Here is an example: consider the individual CPSIDV == 199109063712011 in September 1991. This individual is recorded as having minsamp == 8, indicating that they should have entered the CPS in June 1990. But then, shouldn’t their CPSIDV start with 199006?

Apologies if I’m doing something stupid here!

CPSIDV is a variable created by IPUMS CPS that uniquely identifies individuals across CPS samples using consistent values of AGE, SEX, and RACE to validate links. CPSIDV will not link individuals who appear to not be the same person across samples. Since the CPS samples housing units (i.e., dwellings) rather than following individual persons, this limits false links when people move or otherwise leave the CPS sample (unlike CPSIDP).

Could you share how you created the variable minsamp since IPUMS CPS does not have such a variable? This might help me provide a more targeted response. I assume that minisamp is derived from the variable MISH, which indicates the number of times occupants of a housing unit (i.e., dwelling) have been interviewed for the CPS up to that survey month. However, this is not the same as the number of times a particular individual is identified using CPSIDV since individuals living in the sampled dwelling may change during the CPS observation period.

For example, a person who moves into the unit between interviews is assigned the MISH value for their housing unit for the following interview round. Someone who moves into the housing unit between the unit’s seventh and eighth month-in-sample will be assigned MISH = 8 in the following interview, reflecting that this is the unit’s eighth interview. Similarly, an entire family might move out from their house between their seventh and eighth month-in-sample while another family moves in. Since the CPS samples housing units rather than following individual persons, the family will replace the old family for the housing unit’s remaining CPS panel rounds. In both cases, CPSIDV should not link the person to any prior records since they only appear in the CPS for their housing unit’s eighth month-in-sample. There are additional cases where it is not possible or practical to link respondents across the panel due to a lack of documentation (see Extending Current Population Survey Linkages: Obstacles and Solutions for Linking Monthly Data from 1976 to 1988 by Flood et al.).
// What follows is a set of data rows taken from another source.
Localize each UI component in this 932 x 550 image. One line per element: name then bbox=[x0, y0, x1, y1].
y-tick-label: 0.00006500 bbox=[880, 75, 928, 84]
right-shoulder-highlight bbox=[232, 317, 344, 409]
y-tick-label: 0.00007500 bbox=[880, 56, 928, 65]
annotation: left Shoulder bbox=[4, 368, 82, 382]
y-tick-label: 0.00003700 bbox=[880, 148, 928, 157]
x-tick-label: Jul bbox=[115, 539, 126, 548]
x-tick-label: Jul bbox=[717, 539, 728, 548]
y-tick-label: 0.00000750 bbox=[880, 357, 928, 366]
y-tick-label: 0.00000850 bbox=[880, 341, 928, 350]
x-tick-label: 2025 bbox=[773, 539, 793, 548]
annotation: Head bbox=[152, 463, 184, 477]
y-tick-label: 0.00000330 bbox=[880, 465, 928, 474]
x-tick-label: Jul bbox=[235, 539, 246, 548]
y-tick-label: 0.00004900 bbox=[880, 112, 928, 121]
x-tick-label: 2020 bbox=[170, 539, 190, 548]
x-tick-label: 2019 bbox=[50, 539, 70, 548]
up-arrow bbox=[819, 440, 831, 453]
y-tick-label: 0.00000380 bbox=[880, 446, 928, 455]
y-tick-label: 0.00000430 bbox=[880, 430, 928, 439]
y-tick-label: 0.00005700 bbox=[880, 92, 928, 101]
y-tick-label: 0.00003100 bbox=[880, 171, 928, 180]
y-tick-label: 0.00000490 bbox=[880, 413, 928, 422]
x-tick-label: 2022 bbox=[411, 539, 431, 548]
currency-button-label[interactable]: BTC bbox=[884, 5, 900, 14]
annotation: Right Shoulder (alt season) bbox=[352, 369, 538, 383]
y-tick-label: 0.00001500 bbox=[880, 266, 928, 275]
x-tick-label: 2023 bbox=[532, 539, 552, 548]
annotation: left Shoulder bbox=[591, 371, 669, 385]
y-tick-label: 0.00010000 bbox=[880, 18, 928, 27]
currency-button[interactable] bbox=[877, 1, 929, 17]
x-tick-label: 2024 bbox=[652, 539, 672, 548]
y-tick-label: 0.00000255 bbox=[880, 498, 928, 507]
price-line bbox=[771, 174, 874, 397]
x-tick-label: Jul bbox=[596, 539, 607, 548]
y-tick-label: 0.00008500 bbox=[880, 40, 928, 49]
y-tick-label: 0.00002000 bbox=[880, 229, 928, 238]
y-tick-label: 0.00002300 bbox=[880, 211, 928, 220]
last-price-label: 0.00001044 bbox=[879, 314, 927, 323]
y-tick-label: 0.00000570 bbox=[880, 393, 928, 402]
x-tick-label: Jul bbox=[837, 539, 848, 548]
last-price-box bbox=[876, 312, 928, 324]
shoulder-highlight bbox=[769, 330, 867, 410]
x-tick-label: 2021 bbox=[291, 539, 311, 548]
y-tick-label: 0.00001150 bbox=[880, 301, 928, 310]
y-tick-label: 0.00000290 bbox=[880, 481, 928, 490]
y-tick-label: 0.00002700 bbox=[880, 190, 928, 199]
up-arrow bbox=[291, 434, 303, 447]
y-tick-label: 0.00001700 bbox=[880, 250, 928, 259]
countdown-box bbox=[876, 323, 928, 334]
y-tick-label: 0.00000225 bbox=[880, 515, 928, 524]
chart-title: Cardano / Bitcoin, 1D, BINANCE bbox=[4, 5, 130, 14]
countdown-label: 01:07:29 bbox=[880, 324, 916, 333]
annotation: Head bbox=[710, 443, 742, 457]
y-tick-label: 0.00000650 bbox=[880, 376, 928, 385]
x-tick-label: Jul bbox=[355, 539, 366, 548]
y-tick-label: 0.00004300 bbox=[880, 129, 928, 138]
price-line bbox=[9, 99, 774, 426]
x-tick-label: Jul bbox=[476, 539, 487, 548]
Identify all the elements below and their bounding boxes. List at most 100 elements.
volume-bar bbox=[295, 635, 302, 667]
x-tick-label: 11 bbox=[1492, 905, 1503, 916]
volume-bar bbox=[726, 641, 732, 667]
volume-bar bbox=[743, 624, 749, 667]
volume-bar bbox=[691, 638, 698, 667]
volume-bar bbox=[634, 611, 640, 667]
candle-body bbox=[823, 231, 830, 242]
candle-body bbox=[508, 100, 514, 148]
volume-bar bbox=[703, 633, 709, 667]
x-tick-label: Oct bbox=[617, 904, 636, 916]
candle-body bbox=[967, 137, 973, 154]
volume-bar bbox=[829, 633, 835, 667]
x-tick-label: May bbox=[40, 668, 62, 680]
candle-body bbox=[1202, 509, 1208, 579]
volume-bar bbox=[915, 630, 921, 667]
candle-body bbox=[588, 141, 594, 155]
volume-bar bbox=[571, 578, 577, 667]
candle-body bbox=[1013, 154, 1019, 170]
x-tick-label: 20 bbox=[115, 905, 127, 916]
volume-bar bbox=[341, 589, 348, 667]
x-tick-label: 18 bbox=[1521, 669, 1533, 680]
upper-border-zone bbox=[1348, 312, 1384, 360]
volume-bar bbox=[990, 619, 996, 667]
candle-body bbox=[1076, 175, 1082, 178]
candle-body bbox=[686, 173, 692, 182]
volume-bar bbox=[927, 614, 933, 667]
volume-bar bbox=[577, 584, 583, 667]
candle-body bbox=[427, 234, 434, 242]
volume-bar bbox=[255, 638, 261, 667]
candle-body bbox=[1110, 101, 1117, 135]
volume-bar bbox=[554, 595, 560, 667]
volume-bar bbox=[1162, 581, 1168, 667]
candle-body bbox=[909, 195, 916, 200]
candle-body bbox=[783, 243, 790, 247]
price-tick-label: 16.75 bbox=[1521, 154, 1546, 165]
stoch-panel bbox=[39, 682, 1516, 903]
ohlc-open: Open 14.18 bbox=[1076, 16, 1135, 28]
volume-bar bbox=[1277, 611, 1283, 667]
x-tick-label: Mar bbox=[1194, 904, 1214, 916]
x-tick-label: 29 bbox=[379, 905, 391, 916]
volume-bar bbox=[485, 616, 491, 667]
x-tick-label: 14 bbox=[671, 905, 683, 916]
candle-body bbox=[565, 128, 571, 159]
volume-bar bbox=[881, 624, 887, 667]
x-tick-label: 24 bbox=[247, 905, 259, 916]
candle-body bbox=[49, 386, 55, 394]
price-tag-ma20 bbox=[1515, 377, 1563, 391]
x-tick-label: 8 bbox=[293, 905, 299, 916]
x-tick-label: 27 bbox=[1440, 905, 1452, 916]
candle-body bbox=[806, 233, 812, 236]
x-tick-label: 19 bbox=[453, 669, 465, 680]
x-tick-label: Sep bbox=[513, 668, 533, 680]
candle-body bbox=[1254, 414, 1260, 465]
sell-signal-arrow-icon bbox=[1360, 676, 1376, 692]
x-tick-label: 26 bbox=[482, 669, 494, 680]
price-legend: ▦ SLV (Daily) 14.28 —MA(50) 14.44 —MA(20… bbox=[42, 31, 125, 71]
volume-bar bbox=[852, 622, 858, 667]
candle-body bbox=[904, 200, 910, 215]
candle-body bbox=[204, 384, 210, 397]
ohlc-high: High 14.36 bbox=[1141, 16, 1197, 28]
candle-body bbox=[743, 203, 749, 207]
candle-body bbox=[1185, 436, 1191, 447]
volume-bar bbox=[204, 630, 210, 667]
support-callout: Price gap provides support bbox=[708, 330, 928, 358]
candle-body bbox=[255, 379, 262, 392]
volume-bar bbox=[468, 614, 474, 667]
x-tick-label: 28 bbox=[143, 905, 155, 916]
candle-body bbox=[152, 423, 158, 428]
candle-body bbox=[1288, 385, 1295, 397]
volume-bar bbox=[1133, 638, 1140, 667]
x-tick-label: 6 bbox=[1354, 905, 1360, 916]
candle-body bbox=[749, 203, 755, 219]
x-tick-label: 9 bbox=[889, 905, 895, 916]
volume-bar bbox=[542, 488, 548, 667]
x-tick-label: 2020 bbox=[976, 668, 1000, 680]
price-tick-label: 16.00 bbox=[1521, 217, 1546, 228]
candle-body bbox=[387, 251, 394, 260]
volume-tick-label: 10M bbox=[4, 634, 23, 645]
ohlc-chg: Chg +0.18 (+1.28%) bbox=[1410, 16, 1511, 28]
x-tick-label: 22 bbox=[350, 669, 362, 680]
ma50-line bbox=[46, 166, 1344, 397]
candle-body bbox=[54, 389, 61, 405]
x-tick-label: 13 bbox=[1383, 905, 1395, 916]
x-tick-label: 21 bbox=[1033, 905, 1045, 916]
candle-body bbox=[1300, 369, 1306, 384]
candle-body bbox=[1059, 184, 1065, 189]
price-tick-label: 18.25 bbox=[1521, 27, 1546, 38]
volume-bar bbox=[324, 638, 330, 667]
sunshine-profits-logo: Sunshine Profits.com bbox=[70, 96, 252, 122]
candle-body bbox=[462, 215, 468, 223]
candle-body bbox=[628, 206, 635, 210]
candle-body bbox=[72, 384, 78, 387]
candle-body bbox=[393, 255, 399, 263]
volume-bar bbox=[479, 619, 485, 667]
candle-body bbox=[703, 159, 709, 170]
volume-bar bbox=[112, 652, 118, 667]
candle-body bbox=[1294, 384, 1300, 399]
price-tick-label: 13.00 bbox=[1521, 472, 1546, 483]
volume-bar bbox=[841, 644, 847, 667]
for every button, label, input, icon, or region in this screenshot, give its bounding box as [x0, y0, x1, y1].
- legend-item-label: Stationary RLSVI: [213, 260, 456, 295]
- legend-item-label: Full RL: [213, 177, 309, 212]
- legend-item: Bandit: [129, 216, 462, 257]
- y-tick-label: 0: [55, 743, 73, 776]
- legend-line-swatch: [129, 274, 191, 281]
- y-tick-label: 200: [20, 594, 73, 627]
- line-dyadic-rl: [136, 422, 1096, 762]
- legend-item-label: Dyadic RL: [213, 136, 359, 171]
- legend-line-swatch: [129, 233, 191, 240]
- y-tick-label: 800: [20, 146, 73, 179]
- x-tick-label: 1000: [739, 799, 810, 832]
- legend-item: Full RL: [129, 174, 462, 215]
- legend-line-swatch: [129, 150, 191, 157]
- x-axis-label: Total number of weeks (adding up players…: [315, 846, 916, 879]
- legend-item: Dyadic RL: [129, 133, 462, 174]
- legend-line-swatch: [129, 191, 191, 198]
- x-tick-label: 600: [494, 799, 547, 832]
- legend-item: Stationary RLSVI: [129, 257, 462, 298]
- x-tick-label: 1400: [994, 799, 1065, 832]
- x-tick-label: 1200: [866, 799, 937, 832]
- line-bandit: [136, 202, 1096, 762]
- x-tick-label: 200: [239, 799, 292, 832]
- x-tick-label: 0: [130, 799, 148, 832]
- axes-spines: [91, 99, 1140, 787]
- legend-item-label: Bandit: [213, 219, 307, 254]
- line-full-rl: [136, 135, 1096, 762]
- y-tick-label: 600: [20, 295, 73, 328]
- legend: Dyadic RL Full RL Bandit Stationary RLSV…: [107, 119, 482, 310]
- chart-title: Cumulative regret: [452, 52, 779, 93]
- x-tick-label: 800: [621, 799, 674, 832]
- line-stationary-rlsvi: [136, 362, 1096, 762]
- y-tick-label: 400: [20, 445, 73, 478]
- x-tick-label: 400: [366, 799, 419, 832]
The IPUMS Working paper that describes CPSIDV, A Holistic Approach to Validating Current Population Survey Panel Data (Rodgers & Flood, 2023), states that “the first time an individual is observed in the CPS (MISH=1 or the first instance of CPSIDP) a unique CPSIDV is assigned to them.” The individual that is identified by the CPSIDV value that you shared is only observed in the CPS panel once (in September 1991). They are assigned these first six digits to denote the month and year that they were first observed in the panel.